Si è detto programmazione: questo è il punto focale, perché è esattamente il punto nel quale i poteri pubblici – e qui sì la politica – devono esercitare il loro ruolo. Programmazione infatti è prima di ogni altra cosa la considerazione dei valori in gioco, delle scelte di priorità, delle condizioni e delle modalità con le quali si svolge l’attività economica e sociale, la valutazione delle risorse necessarie, dei loro flussi e delle modalità con le quali vengono effettivamente impiegate.

Se di “modello Milano” si può parlare, forse è proprio in questa prospettiva. Queste settimane, nelle quali ci auguriamo tutti inizi ad allentarsi la morsa dell’emergenza e della pressione sulle strutture sanitarie, possono essere dedicate a impostare i programmi di ripresa, nel campo dei servizi sociali ed alle persone come nel campo delle infrastrutture pubbliche e collettive. Certo, Governo e Parlamento, UE e Regioni fanno e faranno la loro parte nel definire obiettivi, regole e strumenti: può il Comune di Milano attendere, può trincerarsi dietro la attribuzione delle competenze, può limitarsi a contrattare qualche euro in più? Domande evidentemente retoriche.

Si può – si deve – fare ben di più e cose diverse. Si può lavorare al piano di manutenzione straordinaria delle strutture scolastiche (sempre lamentato come necessità e come impedito da scarsità di risorse), della viabilità ordinaria (che stavamo riscoprendo come problema, le buche non sono solo a Roma), al piano di rifacimento delle case popolari (se continua a lungo la quarantena dobbiamo prepararci a tanti episodi di aspra tensione) e poi ad un vero programma di formazione e di educazione a distanza (che nel lungo periodo implica risparmio di strutture scolastiche, comunque da ripensare nella tipologia) come trasformazione e non come surrogato, a nuove strategie e strutture per una rete di presidi sanitari diffusi, fino al ridisegno di luoghi e strutture per la fruizione pubblica e di massa della cultura, dello spettacolo, dello sport (praticato e visto: forse si può chiudere così, semplicemente e rapidamente, la partita dello stadio). Progettare cose nuove e nuovi modi di vivere nella e con la città: riapriamo i ristoranti ma di soli ristoranti non si vive.
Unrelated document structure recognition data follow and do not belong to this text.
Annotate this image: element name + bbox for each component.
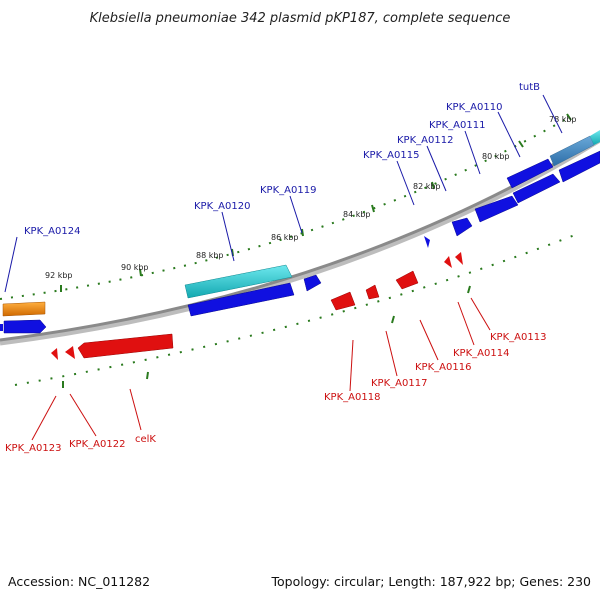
gene-orange-a0124 xyxy=(2,301,46,317)
gene-reverse-celK xyxy=(77,333,174,359)
gene-forward-a0115 xyxy=(451,217,473,237)
gene-forward-a0110 xyxy=(506,158,554,189)
tick-label-78kbp: 78 kbp xyxy=(549,115,577,124)
label-KPK_A0111: KPK_A0111 xyxy=(429,120,485,131)
gene-forward-a0110b xyxy=(512,173,561,204)
gene-reverse-a0123 xyxy=(51,348,58,360)
gene-forward-a0120 xyxy=(187,282,295,317)
reverse-labels: KPK_A0113 KPK_A0114 KPK_A0116 KPK_A0117 … xyxy=(5,332,546,454)
map-title: Klebsiella pneumoniae 342 plasmid pKP187… xyxy=(90,11,511,26)
accession-text: Accession: NC_011282 xyxy=(8,574,150,589)
label-KPK_A0112: KPK_A0112 xyxy=(397,135,453,146)
topology-summary: Topology: circular; Length: 187,922 bp; … xyxy=(271,574,592,589)
gene-reverse-a0116 xyxy=(395,270,419,290)
gene-forward-a0112 xyxy=(474,195,519,223)
inner-scale-arc xyxy=(14,232,581,386)
gene-reverse-a0114 xyxy=(444,256,452,268)
label-KPK_A0116: KPK_A0116 xyxy=(415,362,471,373)
gene-forward-a0111 xyxy=(558,150,600,183)
gene-forward-a0124 xyxy=(3,319,47,334)
tick-label-86kbp: 86 kbp xyxy=(271,233,299,242)
tick-label-80kbp: 80 kbp xyxy=(482,152,510,161)
label-celK: celK xyxy=(135,434,156,445)
gene-reverse-a0117 xyxy=(365,284,380,300)
gene-reverse-a0118 xyxy=(330,291,356,311)
backbone-arc-shadow xyxy=(0,137,600,346)
gene-cyan-top-right xyxy=(590,130,600,145)
forward-genes xyxy=(0,130,600,334)
label-KPK_A0123: KPK_A0123 xyxy=(5,443,61,454)
tick-label-82kbp: 82 kbp xyxy=(413,182,441,191)
label-KPK_A0113: KPK_A0113 xyxy=(490,332,546,343)
label-tutB: tutB xyxy=(519,82,540,93)
gene-cyan-a0120 xyxy=(184,264,293,299)
backbone-arc xyxy=(0,135,600,342)
gene-forward-small xyxy=(424,236,430,248)
label-KPK_A0110: KPK_A0110 xyxy=(446,102,502,113)
gene-reverse-a0122 xyxy=(65,346,75,359)
forward-label-leaders xyxy=(4,94,563,293)
label-KPK_A0119: KPK_A0119 xyxy=(260,185,316,196)
gene-forward-a0119 xyxy=(303,274,322,292)
label-KPK_A0117: KPK_A0117 xyxy=(371,378,427,389)
label-KPK_A0120: KPK_A0120 xyxy=(194,201,250,212)
tick-label-92kbp: 92 kbp xyxy=(45,271,73,280)
reverse-genes xyxy=(51,252,463,360)
gene-reverse-a0113 xyxy=(455,252,463,265)
reverse-label-leaders xyxy=(31,297,491,441)
label-KPK_A0122: KPK_A0122 xyxy=(69,439,125,450)
tick-label-88kbp: 88 kbp xyxy=(196,251,224,260)
label-KPK_A0115: KPK_A0115 xyxy=(363,150,419,161)
tick-label-84kbp: 84 kbp xyxy=(343,210,371,219)
label-KPK_A0124: KPK_A0124 xyxy=(24,226,80,237)
label-KPK_A0118: KPK_A0118 xyxy=(324,392,380,403)
forward-labels: tutB KPK_A0110 KPK_A0111 KPK_A0112 KPK_A… xyxy=(24,82,540,237)
tick-label-90kbp: 90 kbp xyxy=(121,263,149,272)
outer-major-ticks xyxy=(60,113,572,292)
inner-major-ticks xyxy=(62,285,471,388)
label-KPK_A0114: KPK_A0114 xyxy=(453,348,509,359)
gene-forward-edge xyxy=(0,324,3,331)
Avviare la ripresa si fa progettando il cambiamento con forme e modalità partecipative vere, chiedendo risorse sulla base di questo lavoro, facendo leva su quelle pubbliche per sollecitare quelle private. Milano deve ambire a contribuire alla rinascita nazionale non tanto “chiedendo” (poteri, risorse, ruoli: sarebbe velleitarismo inconcludente, buono per qualche titolo sui giornali, magari con polemiche e/o lamentazioni) ma “offrendo” progettualità, modelli di vita individuale e collettiva che si sperimentano, modi di governare. Un solo e finale esempio: invece di lamentare il peso della burocrazia, si può proporre da Milano un insieme di regole ripensate e ridisegnate per gli appalti pubblici, per la contabilità degli enti, per la semplificazione amministrativa? Questo vale tanto quanto l’emergenza sanitaria, anche perché produrrebbe i suoi effetti sulla gestione delle politiche della salute, sull’uso delle risorse, sulla forza della vita economica e produttiva.